老賢者は一息ついた。すると置物に火を灯した男が言葉を続けた。

「彼らが言うには、今崇めている神が生きていた頃に住んでいたのがソロラスであり、その者は黒き泉で命を果てたと伝説が残されているらしいのです。私たちは共存するつもりはありませんでした。しかし、彼らが巡礼し町に祈りを捧げるだけなら、と譲歩しました。けれど彼らは黒き泉を潰し、その上にロ・エスルベを祀る建物を建ててしまったのです。火をどこででも燃えるが、ロ・エスルベの果てた地はここしかないというのが彼らの言い分です。」

男は悔しそうに唇をかんだ。

 

「オルタスの民は、黒き泉に眠るアグナ神の血だけは全て我らに譲ると言ってはおりました。ですが、いつの間にかソロラスを無条件でオルタスに渡さなければならないような風潮になりましてな、何故そうなったのか、わしにもよく分かりません、国際政府が関わっていると言う者もおりましたが、今となっては本当かどうか知る術もありませんし…。ただそんなことよりも、アグナ神の血も息吹も、そしてそれを有するソロラスの地全てを奪われたことだけが悔やまれ、残された我らは流浪するしかなくなっていたのです。」

老賢者はそう話しながら、がっくりと肩を落とした。するとそれを庇うように、老賢者の(カイから見て)右隣の隻腕の男が言葉をはさんだ、

「もちろん俺たちはソロラスを守るために戦いました。ソロラスが別の宗教の聖地でもあると分かったその日から、俺たちはオルタスを近づけまいと日々戦いました。」

「…だけど守れなかった。戦い始めて五十余年。もはや戦力も削られ尽くした…!」

先ほど引きずっていた足を見つめながら、もう一人の男がたしなめた。カイはあえて何も言わなかった。争いはこの世界にも存在していた。もちろんそれは既に予期していたことだったが。
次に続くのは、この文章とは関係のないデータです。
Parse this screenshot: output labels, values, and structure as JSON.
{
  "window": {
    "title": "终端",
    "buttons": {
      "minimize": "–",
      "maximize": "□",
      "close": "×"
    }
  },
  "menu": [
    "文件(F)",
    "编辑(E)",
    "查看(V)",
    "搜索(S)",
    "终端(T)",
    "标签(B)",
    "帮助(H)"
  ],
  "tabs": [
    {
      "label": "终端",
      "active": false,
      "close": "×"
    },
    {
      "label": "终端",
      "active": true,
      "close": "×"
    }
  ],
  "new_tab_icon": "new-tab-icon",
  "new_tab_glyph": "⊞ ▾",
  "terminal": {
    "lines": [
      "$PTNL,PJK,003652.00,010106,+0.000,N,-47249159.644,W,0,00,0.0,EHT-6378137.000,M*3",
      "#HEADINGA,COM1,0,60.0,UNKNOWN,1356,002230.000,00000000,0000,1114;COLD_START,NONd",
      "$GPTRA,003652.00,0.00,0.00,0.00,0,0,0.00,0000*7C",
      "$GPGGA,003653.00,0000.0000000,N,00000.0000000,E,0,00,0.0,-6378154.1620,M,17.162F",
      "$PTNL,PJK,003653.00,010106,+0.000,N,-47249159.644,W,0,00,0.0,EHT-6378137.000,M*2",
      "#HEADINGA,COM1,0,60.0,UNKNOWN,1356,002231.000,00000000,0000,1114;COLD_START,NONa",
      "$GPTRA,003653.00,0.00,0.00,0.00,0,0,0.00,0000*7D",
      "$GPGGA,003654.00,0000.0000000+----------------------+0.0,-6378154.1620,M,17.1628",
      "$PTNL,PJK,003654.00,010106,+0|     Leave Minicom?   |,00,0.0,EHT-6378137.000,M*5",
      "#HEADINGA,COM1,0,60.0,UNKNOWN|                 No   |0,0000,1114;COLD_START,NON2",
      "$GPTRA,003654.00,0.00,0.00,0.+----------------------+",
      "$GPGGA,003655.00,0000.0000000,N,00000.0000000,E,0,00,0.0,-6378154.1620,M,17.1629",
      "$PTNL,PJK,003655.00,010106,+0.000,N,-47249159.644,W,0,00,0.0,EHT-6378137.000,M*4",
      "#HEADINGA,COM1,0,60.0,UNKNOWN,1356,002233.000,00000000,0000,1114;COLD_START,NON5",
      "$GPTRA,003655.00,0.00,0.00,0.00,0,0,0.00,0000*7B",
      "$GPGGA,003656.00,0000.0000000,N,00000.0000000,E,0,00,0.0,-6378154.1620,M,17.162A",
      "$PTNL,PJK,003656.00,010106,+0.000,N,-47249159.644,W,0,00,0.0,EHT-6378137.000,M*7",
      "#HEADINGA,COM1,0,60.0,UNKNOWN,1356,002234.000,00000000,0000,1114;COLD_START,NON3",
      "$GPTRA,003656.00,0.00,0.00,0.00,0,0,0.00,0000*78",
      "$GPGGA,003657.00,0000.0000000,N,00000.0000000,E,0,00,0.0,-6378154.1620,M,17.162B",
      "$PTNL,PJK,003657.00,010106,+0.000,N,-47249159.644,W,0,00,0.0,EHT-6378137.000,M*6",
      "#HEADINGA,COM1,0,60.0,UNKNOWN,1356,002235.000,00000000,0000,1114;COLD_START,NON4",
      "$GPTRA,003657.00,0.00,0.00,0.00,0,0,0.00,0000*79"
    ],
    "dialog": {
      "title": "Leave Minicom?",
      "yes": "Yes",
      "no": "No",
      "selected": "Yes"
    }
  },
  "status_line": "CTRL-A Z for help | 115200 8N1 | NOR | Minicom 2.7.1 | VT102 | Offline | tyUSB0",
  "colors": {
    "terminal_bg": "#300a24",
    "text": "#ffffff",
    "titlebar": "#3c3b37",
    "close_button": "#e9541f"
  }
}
「…あなた方の言うソロラスとは、森の向こうにある街のことですか?」

カイはふと森の反対側にあったあの人気のない街を思い出して尋ねた。

「そうです。あの街の中心に黒き泉が聖なる炎をたたえているのです。しかし、今あの地にはオルタスの建物が次々と建てられ、完全に巡礼のための街となっており、人は居住していないと聞きます。」

「そうですか…」

カイはそれっきり口元に左手をやると、そのまま黙って深く考え始めた。宗教間の争い。自分達の信じる神のために続く戦争。世界の姿がどこかにあるのなら、ツァラトラ、オルタス、国際政府のどれかに隠れている可能性は高い。ここに留まっているだけでは駄目だ。この世界を回る。そうすれば見えてくるはずだ。いつだってそうだったのだから。